Critics demand to know why it is that, in spite of God’s ‘alleged’ attributes, this world appears to fall far short of being the ‘best possible world’.

           Michael Murray (2008) considers two sorts of criticism: 1) that the natural laws could have been better and 2) that there could have been more ‘evil-preventing interventions’.  Murray’s suggestion is that, to show that such a world is possible the critic would need to describe a nomically regular world which (a) contains goodness of the sorts (either the same sorts or equivalent or better sorts) and amounts found in the actual world and which (b) contains substantially less natural evil than the actual world.
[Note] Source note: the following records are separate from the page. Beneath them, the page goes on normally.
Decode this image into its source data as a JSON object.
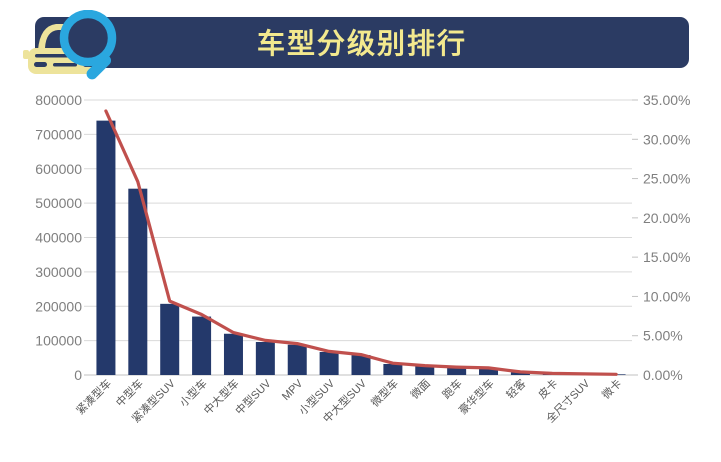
{
  "header": {
    "title": "车型分级别排行",
    "bg_color": "#2B3B63",
    "title_color": "#F3E98E",
    "icon": "car-with-magnifier-icon"
  },
  "chart_data": {
    "type": "bar",
    "title": "车型分级别排行",
    "categories": [
      "紧凑型车",
      "中型车",
      "紧凑型SUV",
      "小型车",
      "中大型车",
      "中型SUV",
      "MPV",
      "小型SUV",
      "中大型SUV",
      "微型车",
      "微面",
      "跑车",
      "豪华型车",
      "轻客",
      "皮卡",
      "全尺寸SUV",
      "微卡"
    ],
    "series": [
      {
        "type": "bar",
        "axis": "left",
        "color": "#24396B",
        "values": [
          740000,
          542000,
          207000,
          170000,
          120000,
          96000,
          88000,
          67000,
          58000,
          32000,
          27000,
          21000,
          19000,
          8000,
          4000,
          3000,
          2000
        ]
      },
      {
        "type": "line",
        "axis": "right",
        "color": "#C0504D",
        "values": [
          33.6,
          24.6,
          9.4,
          7.7,
          5.4,
          4.4,
          4.0,
          3.0,
          2.6,
          1.5,
          1.2,
          1.0,
          0.9,
          0.4,
          0.2,
          0.14,
          0.09
        ]
      }
    ],
    "left_axis": {
      "min": 0,
      "max": 800000,
      "step": 100000,
      "labels": [
        "0",
        "100000",
        "200000",
        "300000",
        "400000",
        "500000",
        "600000",
        "700000",
        "800000"
      ]
    },
    "right_axis": {
      "min": 0,
      "max": 35,
      "step": 5,
      "labels": [
        "0.00%",
        "5.00%",
        "10.00%",
        "15.00%",
        "20.00%",
        "25.00%",
        "30.00%",
        "35.00%"
      ]
    },
    "grid": true,
    "legend_position": "none",
    "x_label_rotation": -45
  },
  "colors": {
    "header_bg": "#2B3B63",
    "header_title": "#F3E98E",
    "bar": "#24396B",
    "line": "#C0504D",
    "car_icon": "#EDE39B",
    "magnifier": "#2AA7DF",
    "axis_text": "#7F7F7F",
    "category_text": "#595959",
    "gridline": "#D9D9D9"
  }
}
Murray’s conclusion is that the task seems hopeless—that it would be necessary to identify a reasonably complete list of the goods that this actual world contains in order to offer a ‘best possible world’ potentiality. Murray suggests that it would be hard to know whether or not the acquisition of such a comprehensive list was at all possible:

Not only must the critic confront the fact that describing such an alternative world is seemingly beyond our capacities, she must also confront the claims of numerous scientists that there are many respects in which the physical parameters governing our world could not, after all, be significantly different from what they are in fact. Michael Murray 

Murray’s points are crucial to the question of whether or not God could have presented a better option. Murray, I believe, is most likely correct: As from our present understanding of the physical world—we cannot know whether or not there could have been a better option; this world being de facto the world we inhabit and of which we have reasonably comprehensive knowledge. As I have suggested elsewhere: It is not beyond the realms of possibility/probability that a different manifestation of the physical laws existed prior to, at least, the Angelic Fall— i.e. physical laws that might have preceded the ‘known laws of physics. Most importantly, it is because of the character of the God of Scripture, that we can assume that this world is the best of possible worlds. Liebniz  indeed argues that it is in this sense that this world is the best possible world, as we know of no other, and assume that God would not have created this world without it being an absolute necessary state of affairs; this is, as is suggested above, an assumption rather than an argument—it is though a reasonable assumption.